AI and the push to end insurance ratings bias
The promise of automation has led to a new concern: bias in the AI algorithms and scoring models, which has led to some unexpected and unfair outcomes.
Artificial intelligence (AI) has changed how insurers price the risk associated with an account, in many ways for the better. But, says InRule Technology’s Senior Product Marketing Manager Theresa Benson, the promise of automation has led to a new concern: bias in the AI algorithms and scoring models, which has led to some unexpected and unfair outcomes.
“I recently read about an alarming example of this. In some instances, risk calculations and algorithmic models resulted in a person with a driving under the influence (DUI) conviction on their driving record to have a lower auto insurance premium than someone without one,” notes Benson, pointing out that this is in large part due to having a better credit score. In another example, Benson says marketplace disparities can cut across gender lines. “In Oregon, for example, researchers found that women were charged $100 more than men for basic auto insurance – an 11.4% penalty.”

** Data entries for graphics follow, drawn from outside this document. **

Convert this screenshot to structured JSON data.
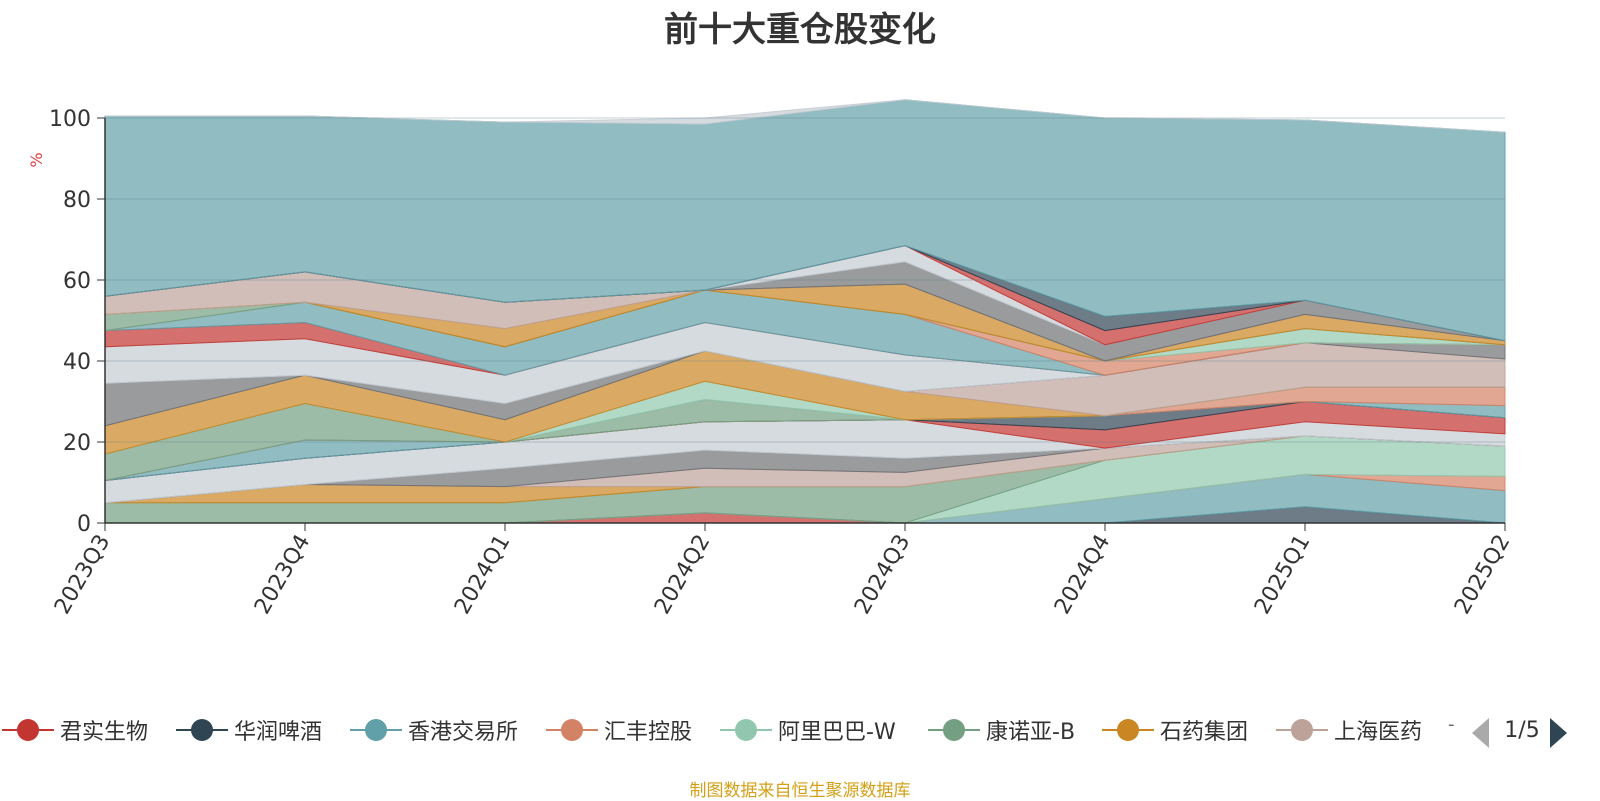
{
  "title": "前十大重仓股变化",
  "source": "制图数据来自恒生聚源数据库",
  "legend": {
    "page": "1/5",
    "ellipsis": "-"
  },
  "chart_data": {
    "type": "area",
    "stacked": true,
    "title": "前十大重仓股变化",
    "ylabel": "%",
    "ylim": [
      0,
      100
    ],
    "yticks": [
      0,
      20,
      40,
      60,
      80,
      100
    ],
    "grid": true,
    "categories": [
      "2023Q3",
      "2023Q4",
      "2024Q1",
      "2024Q2",
      "2024Q3",
      "2024Q4",
      "2025Q1",
      "2025Q2"
    ],
    "legend_position": "bottom",
    "series": [
      {
        "name": "君实生物",
        "color": "#c23531",
        "values": [
          0,
          0,
          0,
          2.5,
          0,
          0,
          0,
          0
        ]
      },
      {
        "name": "华润啤酒",
        "color": "#2f4554",
        "values": [
          0,
          0,
          0,
          0,
          0,
          0,
          4,
          0
        ]
      },
      {
        "name": "香港交易所",
        "color": "#61a0a8",
        "values": [
          0,
          0,
          0,
          0,
          0,
          6,
          8,
          8
        ]
      },
      {
        "name": "汇丰控股",
        "color": "#d48265",
        "values": [
          0,
          0,
          0,
          0,
          0,
          0,
          0,
          3.5
        ]
      },
      {
        "name": "阿里巴巴-W",
        "color": "#91c7ae",
        "values": [
          0,
          0,
          0,
          0,
          0,
          9.5,
          9.5,
          7.5
        ]
      },
      {
        "name": "康诺亚-B",
        "color": "#749f83",
        "values": [
          5,
          5,
          5,
          6.5,
          9,
          0,
          0,
          0
        ]
      },
      {
        "name": "石药集团",
        "color": "#ca8622",
        "values": [
          0,
          4.5,
          4,
          0,
          0,
          0,
          0,
          0
        ]
      },
      {
        "name": "上海医药",
        "color": "#bda29a",
        "values": [
          0,
          0,
          0,
          4.5,
          3.5,
          3,
          0,
          0
        ]
      },
      {
        "name": "",
        "color": "#6e7074",
        "values": [
          0,
          0,
          4.5,
          4.5,
          3.5,
          0,
          0,
          0
        ]
      },
      {
        "name": "",
        "color": "#c4ccd3",
        "values": [
          5.5,
          6.5,
          6.5,
          7,
          9.5,
          0,
          3.5,
          3
        ]
      },
      {
        "name": "",
        "color": "#c23531",
        "values": [
          0,
          0,
          0,
          0,
          0,
          4.5,
          5,
          4
        ]
      },
      {
        "name": "",
        "color": "#2f4554",
        "values": [
          0,
          0,
          0,
          0,
          0,
          3.5,
          0,
          0
        ]
      },
      {
        "name": "",
        "color": "#61a0a8",
        "values": [
          0,
          4.5,
          0,
          0,
          0,
          0,
          0,
          3
        ]
      },
      {
        "name": "",
        "color": "#d48265",
        "values": [
          0,
          0,
          0,
          0,
          0,
          0,
          3.5,
          4.5
        ]
      },
      {
        "name": "",
        "color": "#749f83",
        "values": [
          6.5,
          9,
          0,
          5.5,
          0,
          0,
          0,
          0
        ]
      },
      {
        "name": "",
        "color": "#91c7ae",
        "values": [
          0,
          0,
          0,
          4.5,
          0,
          0,
          0,
          0
        ]
      },
      {
        "name": "",
        "color": "#ca8622",
        "values": [
          7,
          7,
          5.5,
          7.5,
          7,
          0,
          0,
          0
        ]
      },
      {
        "name": "",
        "color": "#bda29a",
        "values": [
          0,
          0,
          0,
          0,
          0,
          10,
          11,
          7
        ]
      },
      {
        "name": "",
        "color": "#6e7074",
        "values": [
          10.5,
          0,
          4,
          0,
          0,
          0,
          0,
          3.5
        ]
      },
      {
        "name": "",
        "color": "#c4ccd3",
        "values": [
          9,
          9,
          7,
          7,
          9,
          0,
          0,
          0
        ]
      },
      {
        "name": "",
        "color": "#c23531",
        "values": [
          4,
          4,
          0,
          0,
          0,
          0,
          0,
          0
        ]
      },
      {
        "name": "",
        "color": "#61a0a8",
        "values": [
          0,
          5,
          7,
          8,
          10,
          0,
          0,
          0
        ]
      },
      {
        "name": "",
        "color": "#d48265",
        "values": [
          0,
          0,
          0,
          0,
          0,
          3.5,
          0,
          0
        ]
      },
      {
        "name": "",
        "color": "#91c7ae",
        "values": [
          0,
          0,
          0,
          0,
          0,
          0,
          3.5,
          0
        ]
      },
      {
        "name": "",
        "color": "#749f83",
        "values": [
          4,
          0,
          0,
          0,
          0,
          0,
          0,
          0
        ]
      },
      {
        "name": "",
        "color": "#ca8622",
        "values": [
          0,
          0,
          4.5,
          0,
          7.5,
          0,
          3.5,
          1
        ]
      },
      {
        "name": "",
        "color": "#bda29a",
        "values": [
          4.5,
          7.5,
          6.5,
          0,
          0,
          0,
          0,
          0
        ]
      },
      {
        "name": "",
        "color": "#6e7074",
        "values": [
          0,
          0,
          0,
          0,
          5.5,
          4,
          3.5,
          0
        ]
      },
      {
        "name": "",
        "color": "#c4ccd3",
        "values": [
          0,
          0,
          0,
          0,
          4,
          0,
          0,
          0
        ]
      },
      {
        "name": "",
        "color": "#c23531",
        "values": [
          0,
          0,
          0,
          0,
          0,
          3.5,
          0,
          0
        ]
      },
      {
        "name": "",
        "color": "#2f4554",
        "values": [
          0,
          0,
          0,
          0,
          0,
          3.5,
          0,
          0
        ]
      },
      {
        "name": "",
        "color": "#61a0a8",
        "values": [
          44.5,
          38.5,
          44.5,
          41,
          36,
          49,
          44.5,
          51.5
        ]
      },
      {
        "name": "",
        "color": "#c4ccd3",
        "values": [
          0,
          0,
          0,
          1.5,
          0,
          0,
          0,
          0
        ]
      }
    ]
  }
}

This disconnect has led some state legislatures to act. Last year, Washington and Oregon sought to ban the use of credit-based insurance scoring mechanisms to set premiums. They argued that insurers’ credit-scoring models result in some groups of people paying higher premiums, even if they present less of a risk. More recently, Colorado introduced legislation requiring insurers to test their algorithms and scoring models to uncover biases, which were previously ignored or blindly accepted.
“I certainly don’t believe insurers are intentionally using bias to set insurance premiums,” says Benson. She cites several contributing factors underpinning bias in insurance ratings, starting with the sheer amount of data available and that it can be inherently biased. “Finding causal data is key – it’s important to get deeply aware of the relationship between data and outcomes. It’s also important to note that bias can be introduced all along the path that data traverses, even before it makes it into models that are used in decisioning, machine learning models or calculations. It’s challenging for enterprises to examine their infinite amount of data for ways it may introduce bias, and in many cases, they don’t have the tools to track and mitigate potential bias, either.”
AI, in the form of declarative and predictive logic, also sits at the center of the issue. It’s been a boon to insurers, used for automating areas of underwriting, claims processing and fraud detection. With this type of AI, data goes in, predictions are made and utilized by automated business logic, and decisions come out. But the processes between input and output aren’t always transparent. Complicating this is that machine learning algorithms, because they’re constructed from potentially biased data, can unintentionally be constructed in a way that absorbs data-based biases, human biases or historical situational ignorance, Benson points out. So, if all that an insurer bases its ratings on is a prediction and a confidence level generated by these “black box” machine learning algorithms, how can it be sure that a protected characteristic, or a proxy of a protected characteristic, wasn’t used in a harmful way to arrive at an outcome?
Benson says the only way to mitigate insurance ratings bias is with a decision platform like InRule that provides transparency across the AI technologies in the value chain. “InRule can capture every factor influencing and the outcomes of decision-making that runs on our platform,” says Benson. “But we don’t leave it at that: our machine learning technology also captures and presents all the data that contributed to a prediction, so that insurers can identify when or if bias was part of the decision outcome and adjust their logic to respond accordingly.” Plus, the platform enables the output of this information for later retrieval and examination, if needed or required by regulators.
As insurers increasingly turn to AI to automate even more insurance processes, they will need to pay closer attention to the potential for insurance ratings bias in machine-learning models. Eliminating bias in our country is a step forward that’s long overdue, and the insurance industry can do its part by using technology the right way.